High grain yields mean high rates of nutrient removal, in particular, nitrogen (N) and phosphorous (P). Soil fertility in the paddock declines unless nutrients are replaced. Soil and grain tests help you make better nutrient budget decisions.
Reference values for nutrient removal are just an indication (especially for P):
- A 6-tonne wheat crop with 12 per cent protein removes up to 125 kg/ha of N, along with 18 kg/ha of P, 21 kg/ha of potassium (K) and 7 kg/ha of sulphur (S).
- Baling the stubble removes a further 56 kg/ha of N, 6 kg/ha of P, 109 kg/ha of K and 9 kg/ha of S.
- Check removal rates of other crop types as they can be very different for N, P, K and S.
Get the basics right
Make sure that soil pH, soil structure, P, K, and microbes are in the ranges they should be – before pushing N. Be wary of declining organic matter levels. After a good year with high rainfall crops often ‘mine’ N from organic matter reserves.
Test topsoil and subsoil for nutrient budgets. Mobile nutrients can leach, and good subsoil moisture allows plants to access more nutrients at depth. Particularly in the north, subsoil P, K and S testing is beneficial as this is where crops get these nutrients from. In lighter, acid soils, K is more likely to be limiting. Soil sampling methods and soil analysis need to be informed by the paddock history and plans for the current crop.
P offtakes from high yielding crops are a lot higher than normal. This could be reflected in soil test results. In most soils, P is highly immobile so sampling needs to mainly focus on where the crop is going to be sown (e.g. interrow of 2016). Interrows may still have residual P levels from previous seasons.

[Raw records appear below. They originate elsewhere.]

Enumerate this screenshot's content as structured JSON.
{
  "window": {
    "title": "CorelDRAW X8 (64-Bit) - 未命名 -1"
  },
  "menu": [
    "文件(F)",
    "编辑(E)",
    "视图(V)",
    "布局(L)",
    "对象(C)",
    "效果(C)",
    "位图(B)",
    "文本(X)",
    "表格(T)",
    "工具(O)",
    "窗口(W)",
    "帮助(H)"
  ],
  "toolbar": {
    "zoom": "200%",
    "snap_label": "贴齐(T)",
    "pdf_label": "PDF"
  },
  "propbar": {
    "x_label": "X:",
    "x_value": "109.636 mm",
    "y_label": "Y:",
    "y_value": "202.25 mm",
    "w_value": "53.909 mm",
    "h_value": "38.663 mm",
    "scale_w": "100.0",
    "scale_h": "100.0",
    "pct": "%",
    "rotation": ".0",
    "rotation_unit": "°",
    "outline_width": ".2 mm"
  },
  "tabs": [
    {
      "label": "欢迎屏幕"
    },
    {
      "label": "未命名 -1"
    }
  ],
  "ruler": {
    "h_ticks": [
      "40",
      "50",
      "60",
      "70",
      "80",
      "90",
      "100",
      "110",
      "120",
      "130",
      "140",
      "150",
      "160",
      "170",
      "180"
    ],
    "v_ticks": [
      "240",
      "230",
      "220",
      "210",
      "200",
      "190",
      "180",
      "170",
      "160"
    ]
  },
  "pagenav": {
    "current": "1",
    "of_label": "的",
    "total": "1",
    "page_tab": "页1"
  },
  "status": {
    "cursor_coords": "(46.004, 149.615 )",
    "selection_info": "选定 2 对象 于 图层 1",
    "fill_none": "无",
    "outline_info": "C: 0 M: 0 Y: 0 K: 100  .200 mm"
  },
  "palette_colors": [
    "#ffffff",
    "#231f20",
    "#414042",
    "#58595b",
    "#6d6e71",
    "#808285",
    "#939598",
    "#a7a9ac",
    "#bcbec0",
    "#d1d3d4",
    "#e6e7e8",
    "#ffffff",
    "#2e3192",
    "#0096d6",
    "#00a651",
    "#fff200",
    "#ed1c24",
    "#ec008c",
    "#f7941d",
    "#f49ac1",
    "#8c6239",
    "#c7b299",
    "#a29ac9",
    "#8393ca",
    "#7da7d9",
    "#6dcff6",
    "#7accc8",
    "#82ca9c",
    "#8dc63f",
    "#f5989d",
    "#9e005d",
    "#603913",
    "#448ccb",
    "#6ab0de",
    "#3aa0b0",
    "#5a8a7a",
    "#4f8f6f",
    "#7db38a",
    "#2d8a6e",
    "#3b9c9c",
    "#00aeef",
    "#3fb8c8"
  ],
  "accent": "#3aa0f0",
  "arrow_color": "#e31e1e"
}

Beyond the N removed by the previous harvest, stubbles left in the paddock can immobilise N.
This becomes available again later in the season, but too late for the young crop.
Consider increasing at-seeding N rates by up to 15 per cent of their N budget. Be careful with fertiliser placement to avoid toxicity. If P inputs also need an increase, consider using MAP/DAP. Then monitor for further top-ups throughout the season. An N-rich test strip in the paddock is a good way to monitor if more nitrogen would help the crop.